In my choral conducting class, I assign a series of “Developing an Aural Image” assignments—videos to watch, recordings to listen to, and articles to read that hopefully promote each student’s broadening concept of what they want their choir to sound like one day. The most recent assignment was to select one of a collection of chapters and articles on selecting choral repertoire, concert literature selection, and overall music programming.


After completing the assignment, one of my students, Maggie Tatro, sent me an email asking this:

When programming music, do you find that it is better to have a theme/story/journey for the program, e.g., "Through the Storm, Lead me to the Light," or not? And how do you decide when to have a themed program and when not to? When you do decide not to have a specific theme, how do you choose music/what inspires your programs?

(In case you’re lost, Maggie’s referring to The Roberts Chorale’s most recent tour program, “Through the Storm . . . Lead Me to the Light.”)


Here was my answer. I provide this on the blog in the hopes that you find it worthwhile!


Hi Maggie,


I much prefer themed concerts where the messages in the music unite around an idea or to tell a story. There are (at least) two ways of getting there:

  1. Select a theme first and then seeking out music that fits that theme.

  2. Select a few pieces you’re eager to teach/perform and then find what the common threads between them are. Construct your theme from there and fill in the program with other pieces that fit.

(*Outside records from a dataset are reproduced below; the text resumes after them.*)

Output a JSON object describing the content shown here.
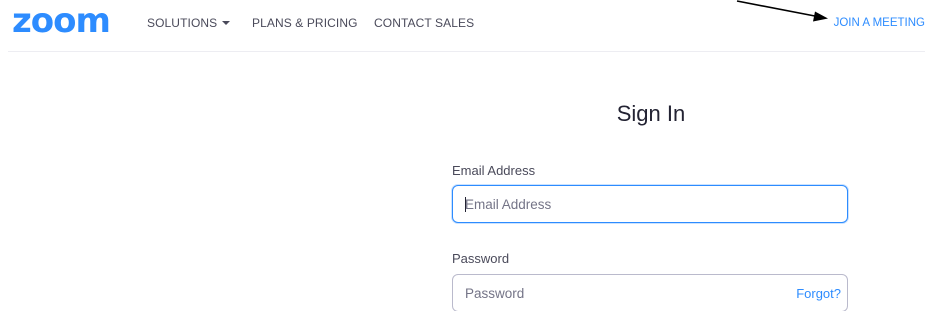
{
  "header": {
    "logo_text": "zoom",
    "nav": {
      "solutions_label": "SOLUTIONS",
      "plans_label": "PLANS & PRICING",
      "contact_label": "CONTACT SALES"
    },
    "join_label": "JOIN A MEETING"
  },
  "signin": {
    "title": "Sign In",
    "email": {
      "label": "Email Address",
      "placeholder": "Email Address",
      "value": ""
    },
    "password": {
      "label": "Password",
      "placeholder": "Password",
      "value": "",
      "forgot_label": "Forgot?"
    }
  },
  "colors": {
    "brand": "#2d8cff",
    "text": "#232333",
    "muted": "#4a4a5a"
  },
  "icons": [
    "caret-down-icon",
    "annotation-arrow-icon"
  ]
}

I’ve done it both ways. I actually find #2 easier because I start with something. For example, with “Through the Storm . . . Lead Me to the Light,” I started knowing I wanted to perform “Precious Lord” and “Lead, Kindly Light” this year. Once I had those, I knew I wanted to add repertoire of a particular sort. Below are those genres and the particular pieces that fit:

  • Medieval/chant (“Laus Trinitati”)

  • Renaissance or Baroque polychoral (“Mirabilia testimonia tua”)

  • Classical-period (“Insanae et vanae curae”)

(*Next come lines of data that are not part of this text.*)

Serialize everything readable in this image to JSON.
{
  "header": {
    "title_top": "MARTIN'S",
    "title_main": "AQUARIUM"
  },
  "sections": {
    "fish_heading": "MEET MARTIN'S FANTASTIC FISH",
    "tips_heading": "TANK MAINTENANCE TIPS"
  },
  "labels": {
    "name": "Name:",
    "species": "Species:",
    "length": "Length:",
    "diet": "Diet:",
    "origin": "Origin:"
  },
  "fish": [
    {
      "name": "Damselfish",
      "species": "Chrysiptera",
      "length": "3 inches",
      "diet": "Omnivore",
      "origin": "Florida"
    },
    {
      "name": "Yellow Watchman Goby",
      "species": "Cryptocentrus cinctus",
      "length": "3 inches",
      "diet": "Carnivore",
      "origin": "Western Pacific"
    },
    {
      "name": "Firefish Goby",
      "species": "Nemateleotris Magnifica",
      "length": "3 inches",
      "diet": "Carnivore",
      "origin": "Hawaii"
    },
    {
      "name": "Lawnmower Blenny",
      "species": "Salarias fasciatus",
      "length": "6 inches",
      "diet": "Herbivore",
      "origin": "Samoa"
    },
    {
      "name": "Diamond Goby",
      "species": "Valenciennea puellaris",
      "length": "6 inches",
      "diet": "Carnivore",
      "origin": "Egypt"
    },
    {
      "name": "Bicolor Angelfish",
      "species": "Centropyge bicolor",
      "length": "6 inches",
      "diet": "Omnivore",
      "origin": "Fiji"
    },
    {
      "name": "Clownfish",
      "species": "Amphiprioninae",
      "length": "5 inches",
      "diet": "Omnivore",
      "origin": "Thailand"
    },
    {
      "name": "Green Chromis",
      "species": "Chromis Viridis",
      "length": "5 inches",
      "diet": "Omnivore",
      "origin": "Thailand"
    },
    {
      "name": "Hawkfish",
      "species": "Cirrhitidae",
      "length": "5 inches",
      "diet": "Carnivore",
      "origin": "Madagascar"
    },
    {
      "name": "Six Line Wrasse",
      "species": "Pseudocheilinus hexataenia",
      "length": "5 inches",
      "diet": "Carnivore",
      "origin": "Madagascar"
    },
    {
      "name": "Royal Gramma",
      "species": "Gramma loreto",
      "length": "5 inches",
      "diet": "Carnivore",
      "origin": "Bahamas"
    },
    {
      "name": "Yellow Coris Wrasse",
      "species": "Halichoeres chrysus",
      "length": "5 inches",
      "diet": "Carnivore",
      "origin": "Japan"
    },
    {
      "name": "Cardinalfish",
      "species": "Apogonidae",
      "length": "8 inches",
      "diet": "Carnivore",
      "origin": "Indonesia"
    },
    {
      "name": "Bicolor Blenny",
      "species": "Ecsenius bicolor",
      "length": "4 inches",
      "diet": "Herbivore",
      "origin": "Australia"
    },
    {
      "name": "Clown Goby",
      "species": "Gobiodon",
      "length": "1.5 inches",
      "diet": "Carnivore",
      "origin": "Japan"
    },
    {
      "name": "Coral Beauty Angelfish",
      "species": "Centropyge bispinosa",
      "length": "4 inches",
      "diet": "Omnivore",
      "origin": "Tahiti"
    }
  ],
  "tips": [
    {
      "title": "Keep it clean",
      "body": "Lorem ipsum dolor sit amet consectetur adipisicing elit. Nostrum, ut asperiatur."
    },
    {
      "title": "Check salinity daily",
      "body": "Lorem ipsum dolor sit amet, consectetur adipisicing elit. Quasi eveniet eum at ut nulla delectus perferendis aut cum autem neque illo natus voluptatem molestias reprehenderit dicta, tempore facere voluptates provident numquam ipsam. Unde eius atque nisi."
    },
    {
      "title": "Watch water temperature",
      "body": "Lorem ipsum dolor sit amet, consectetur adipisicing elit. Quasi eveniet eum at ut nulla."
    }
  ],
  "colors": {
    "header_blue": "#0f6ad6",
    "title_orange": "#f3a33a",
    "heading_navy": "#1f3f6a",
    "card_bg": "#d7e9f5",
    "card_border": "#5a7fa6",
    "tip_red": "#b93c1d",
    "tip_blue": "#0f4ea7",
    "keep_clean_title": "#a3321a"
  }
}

  • Russian tradition (“Svete tihiy”)

  • Folk (“How can I keep from singing?”)

  • Gospel (“Walk in the Light”)

  • Spiritual (“I Know I’ve Been Changed” and “Give Me Jesus”)

  • “Novelty” (“The Conversion of Saul” and “Cloudburst”)

  • Multicultural (“Kasar mie la gaji”)

The other pieces (“E’en So, Lord Jesus, Quickly Come” and “I Want to Walk as a Child of the Light”) fell into place because they fit the theme so well—and because I love them!


When I don’t program around a theme is when I’m guest-conducting a festival and there are only 4–5 pieces on the program. Then I choose a favorite piece from 4–5 very contrasting genres so the students experience really diverse, varied, and high-quality repertoire.